Vielleicht wird es sogar Blocher, der einst betonte, es dürfe rechts von seiner SVP keine Partei mehr geben, langsam unheimlich: Habe ich dieser Tage irgendwo gelesen, dass die aktuellen Resultate der eidgenösischen Wahlen auf eine weitere Polarisierung hindeuten, wie sie die USA und westeuropäische Demokratien zunehmend lähmen?

Zeitenwende in Moskau 1991.

Das absehbare Ende des Bürgerlichen

Werden wir, nachdem die CVP jetzt verschwunden ist und die FDP samt den Themenparteien der Grünen serbelt, nach den übernächsten Wahlen vor dem Ende der Bürgerlichen überhaupt stehen?
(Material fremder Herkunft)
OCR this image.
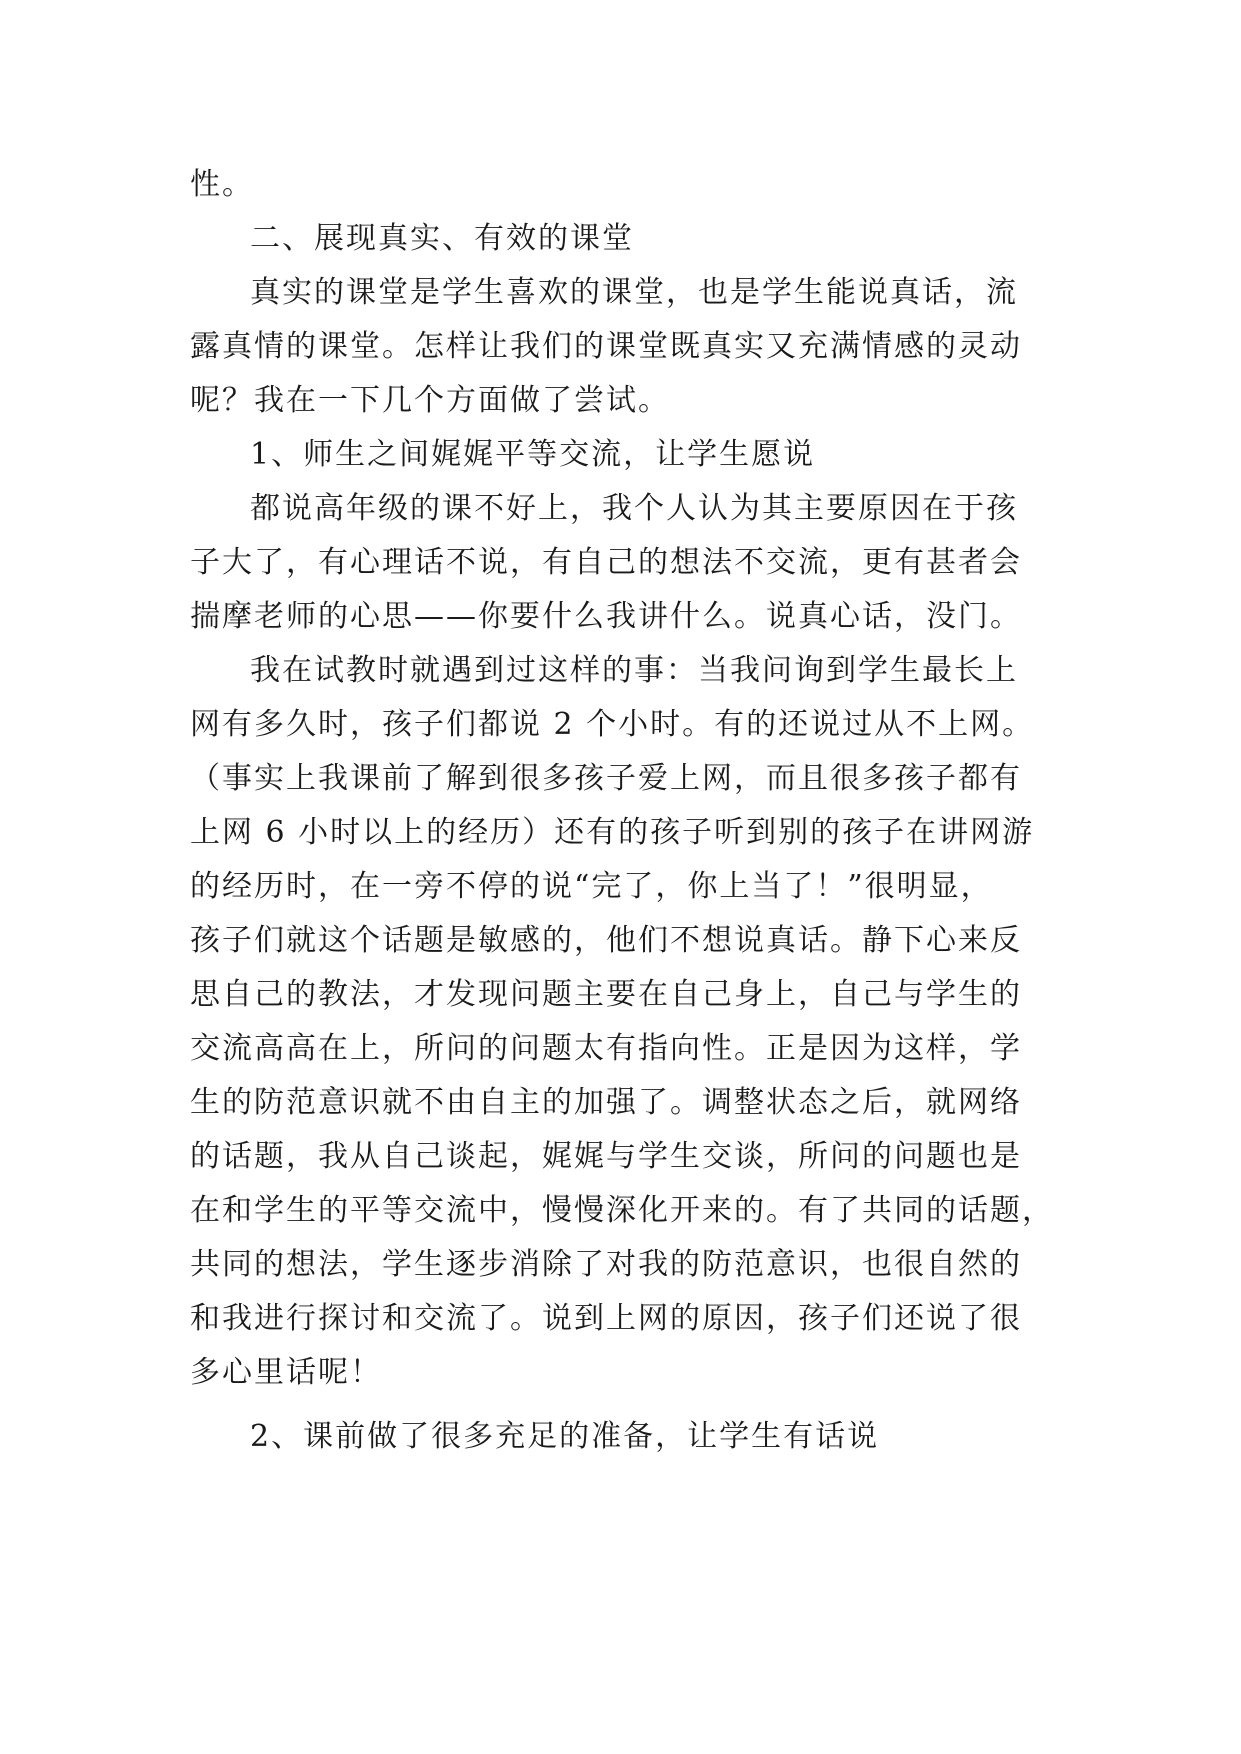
性。
二、展现真实、有效的课堂
真实的课堂是学生喜欢的课堂，也是学生能说真话，流
露真情的课堂。怎样让我们的课堂既真实又充满情感的灵动
呢？我在一下几个方面做了尝试。
1、师生之间娓娓平等交流，让学生愿说
都说高年级的课不好上，我个人认为其主要原因在于孩
子大了，有心理话不说，有自己的想法不交流，更有甚者会
揣摩老师的心思——你要什么我讲什么。说真心话，没门。
我在试教时就遇到过这样的事：当我问询到学生最长上
网有多久时，孩子们都说 2 个小时。有的还说过从不上网。
（事实上我课前了解到很多孩子爱上网，而且很多孩子都有
上网 6 小时以上的经历）还有的孩子听到别的孩子在讲网游
的经历时，在一旁不停的说“完了，你上当了！”很明显，
孩子们就这个话题是敏感的，他们不想说真话。静下心来反
思自己的教法，才发现问题主要在自己身上，自己与学生的
交流高高在上，所问的问题太有指向性。正是因为这样，学
生的防范意识就不由自主的加强了。调整状态之后，就网络
的话题，我从自己谈起，娓娓与学生交谈，所问的问题也是
在和学生的平等交流中，慢慢深化开来的。有了共同的话题，
共同的想法，学生逐步消除了对我的防范意识，也很自然的
和我进行探讨和交流了。说到上网的原因，孩子们还说了很
多心里话呢！
2、课前做了很多充足的准备，让学生有话说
Wird es auch hierzuberge nur noch „Republikaner“ und „Demokraten“ geben, „Labour“ und „Tories“, Linke und Rechte? Habe ich irgendwo darüber gelesen?

PS
Und warum mögen sich die Postkommunisten à la Putin und die Postkonservativen à la Köppel, obschon ihre Väter sich noch gegenseitig verfluchten?
Und was ist schliesslich mit mir, der immer noch und immer wieder zwischen allen Stühlen sitzt?